O Festival Literário da Gardunha assenta nalguns equívocos. A ele acorre um público de leitores, que designamos assim. Vão para ouvir os autores e conhecê-los, e darem-se também a conhecer. Mas é um público sobretudo passivo. E os autores acabam a funcionar em circuito fechado, quando não a escovar uns aos outros a caspa da lapela.
Uns que gostam de se ouvir e outros de afagar o ego, todos omitem a questão essencial que é encontrar-se com os leitores, procurá-los e dar-se a conhecer, ouvir e dizer o que deve ser dito, e a troca de opiniões, e o debate das ideias, que é donde pode vir alguma luz. Esse debate não está previsto, não há tempo para ele nem acontece.
No Festival do ano anterior, ainda encontrei em Alpedrinha o João Ricardo Pedro, cujo primeiro romance O Teu Rosto Será o Último, tinha sido um furor de novidade. Este ano não o encontrei, acabara de lhe ler o Postal de Detroit, na minha opinião um trabalhito falhado.
Os autores presentes vinham todos da área do jornalismo, no domingo em que fui a Alpedrinha. Na mesa a que assisti era o Pedro Dias de Almeida, o Paulo Moura e o veterano José Carlos de Vasconcelos.
O Dias de Almeida reparte-se entre a Visão e a criação poética, e traz poesia lá nas tripas, assim decida um dia pô-la à mostra. O Paulo Moura escreve reportagens notáveis no Público, defende a deontologia profissional e não é pouco. O Vasconcelos vem do Artes e Letras e transporta na cabeça equívocos antigos sobre Literatura e Jornalismo.
Quando a mesa chegou ao fim do tempo programado, tinha eu a apresentar uma questão sintética e sucinta a cada um dos elementos da mesa. Perguntei ao moderador (outro jornalista) quanto tempo haveria para o fazer. E logo ele, impaciente, que era o tempo exacto de fazer as perguntas. Agradeci-lhe a desmedida generosidade, prescindi da intervenção e fui-me embora.
No caminho para o Fundão não encontrei ao chafariz da estrada as caixas de cerejas da estação, será desta Primavera traiçoeira . Nem obriguei o panzer a levar-me a Alcongosta, e à estrada romana da Portela, donde se vê a fronteira entre dois Portugais, o atlântico e o mediterrânico, conforme disse o prof. Orlando Ribeiro.

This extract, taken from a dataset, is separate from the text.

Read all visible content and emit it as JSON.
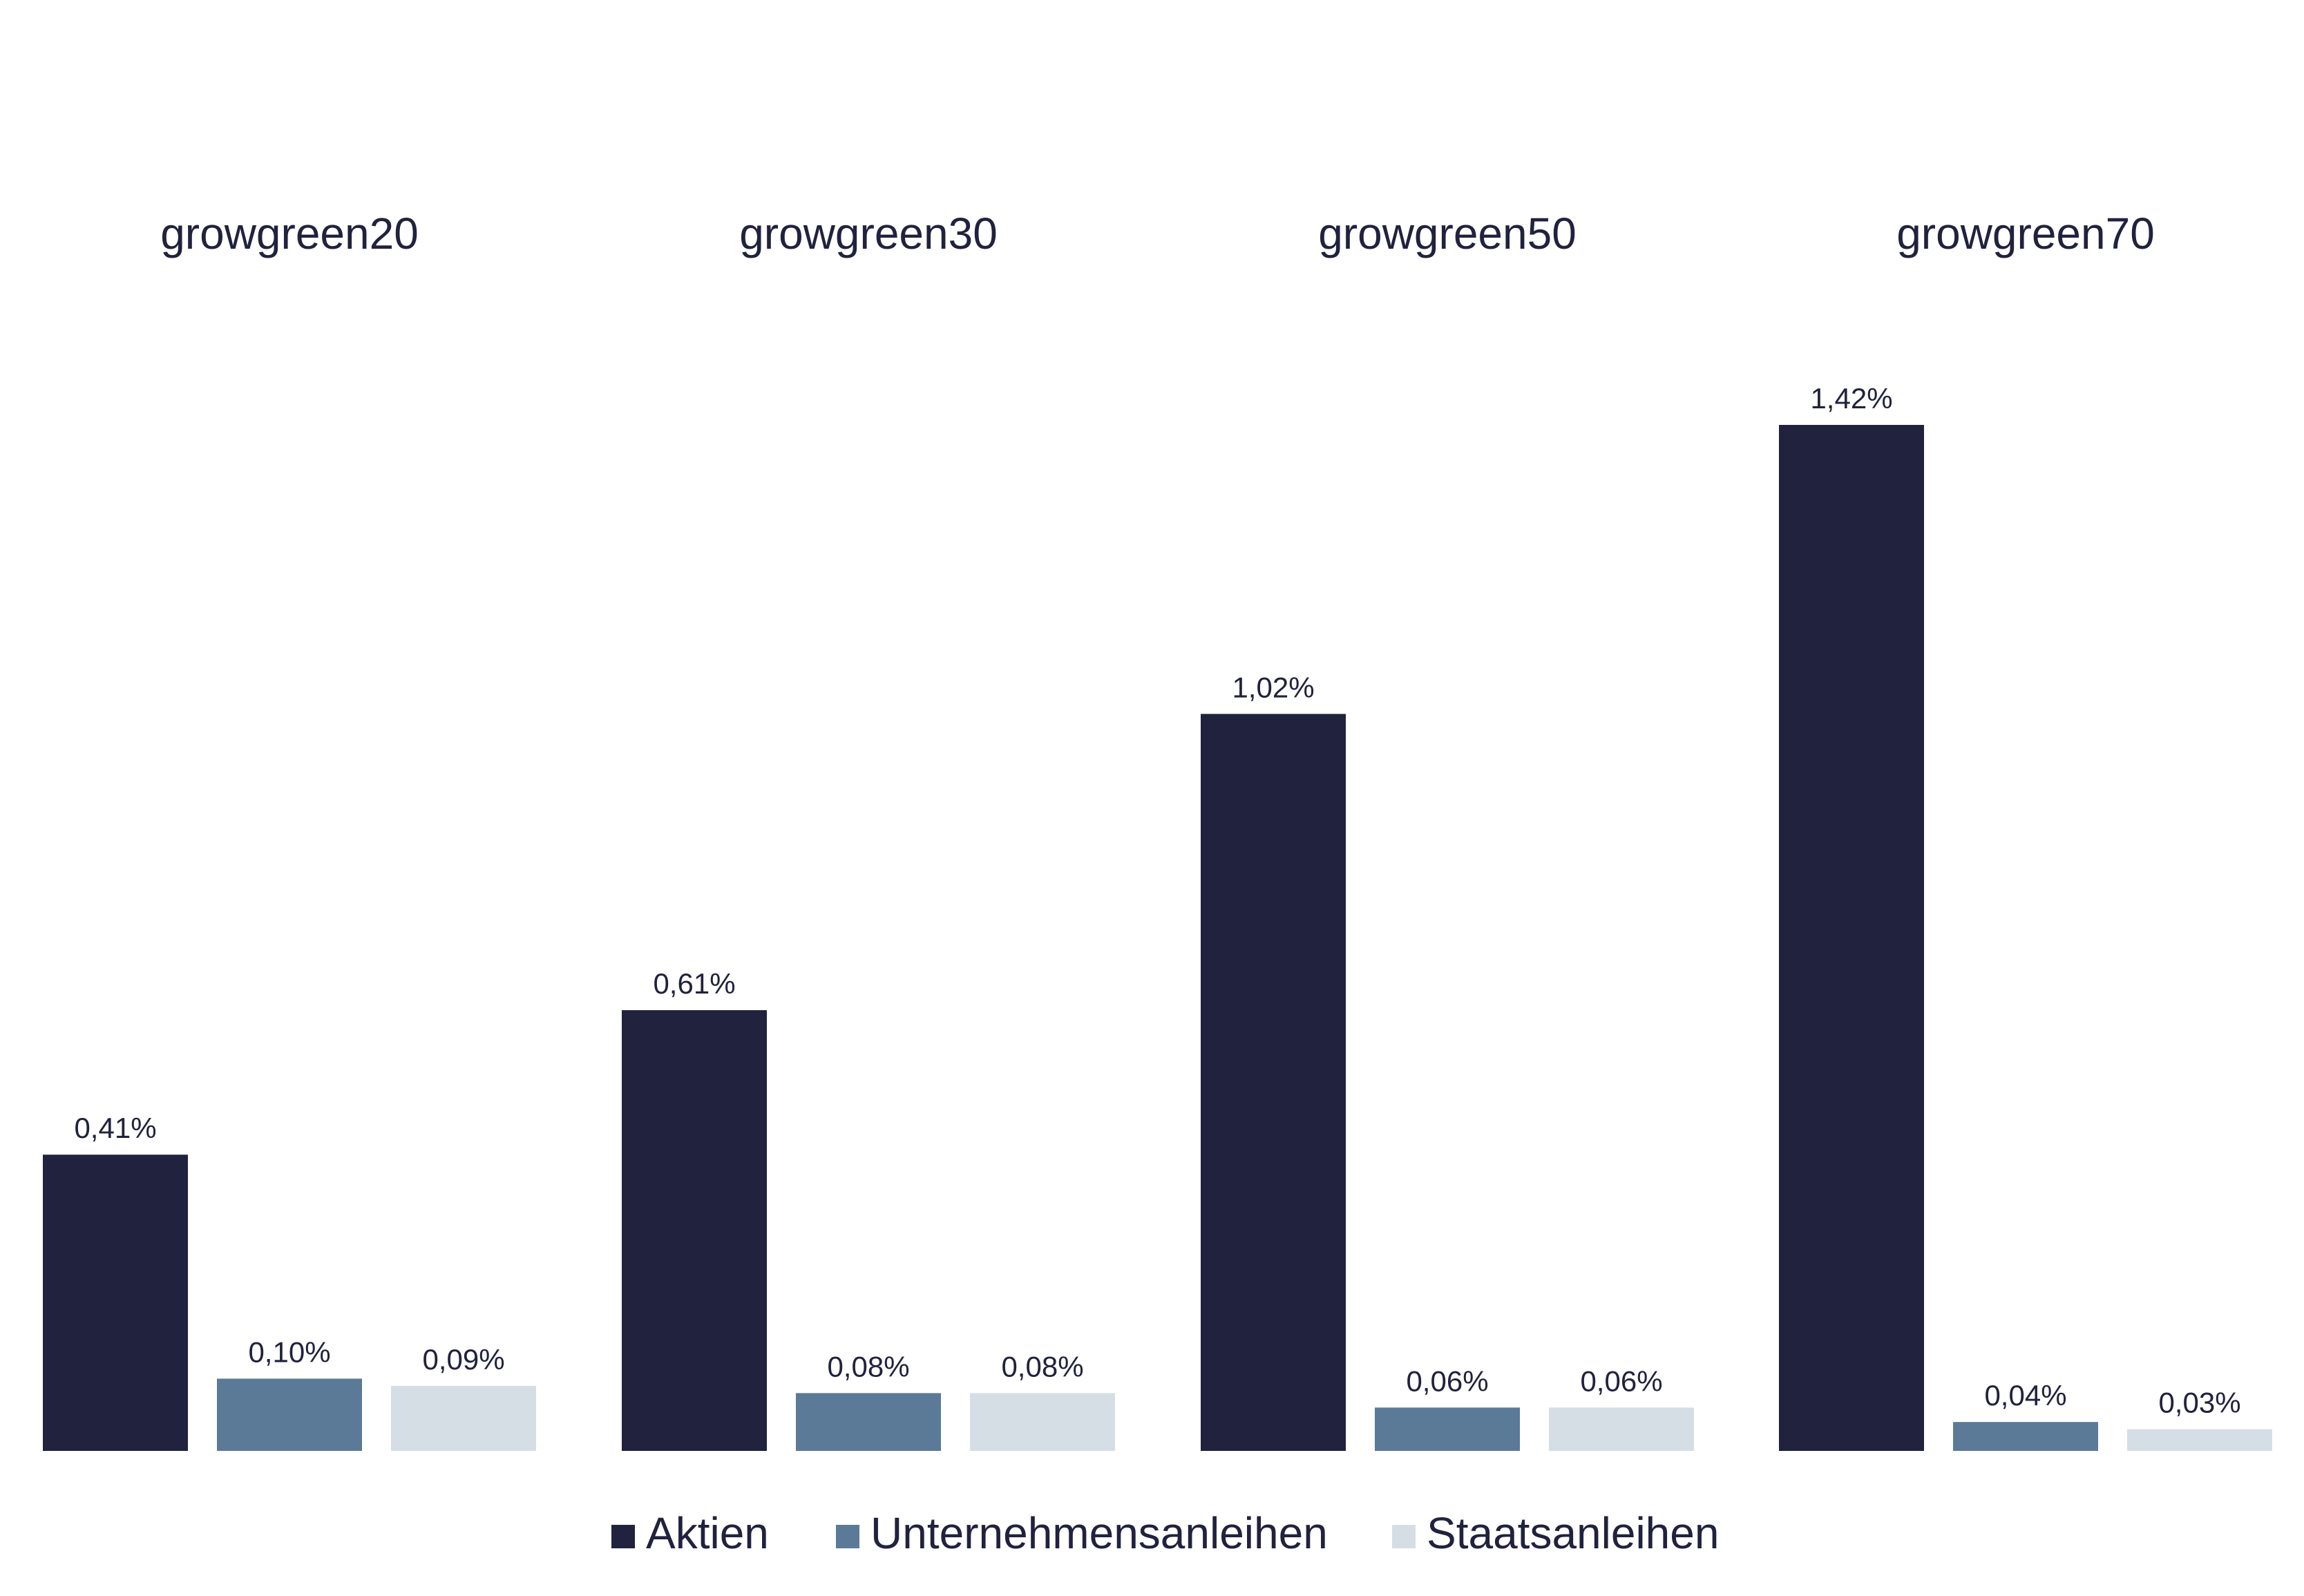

Vi-me grego, no Fundão, para encontrar um almocito. Porque do festival da Gardunha não vislumbrei um eco, um sobressalto. Parecia mesmo que a vila não sabia da notícia. Mas à tarde, na Moagem, havia a última mesa com a Clara Ferreira Alves, uma menina que já foi convidada Bilderberg e publicou aí um romancinho. E lá esperei para assistir.
O moderador era também jornalista. Tinha uma resma de perguntas nuns papéis, que lá foi desfolhando, enquanto ela se espraiava em peripécias mundanas que eu já lhe tinha lido no Pai Nosso. Quando a autora confessou que hoje em dia a Literatura dura pouco tempo, tão depressa mudam as modas e as atenções dos leitores, este leitor franziu a sobrancelha. Tinha umas contitas a ajustar com a Ferreira Alves. Mas olhou para o vade mecum do moderador, viu-o claramente a encher pneus e a fazer render o peixe, viu que lhe restavam muitas páginas e decidiu ir-se embora, que mora longe e tem mais que fazer.
O Festival da Gardunha é uma construção de equívocos, repetidos e contagiosos, a que este leitor não voltará. E estes autores fazem-lhe lembrar uns carvoeiros antigos, pois que torram em carvão o tempo, a paciência e os leitores. Ao mercado servirá o frete, à Literatura não.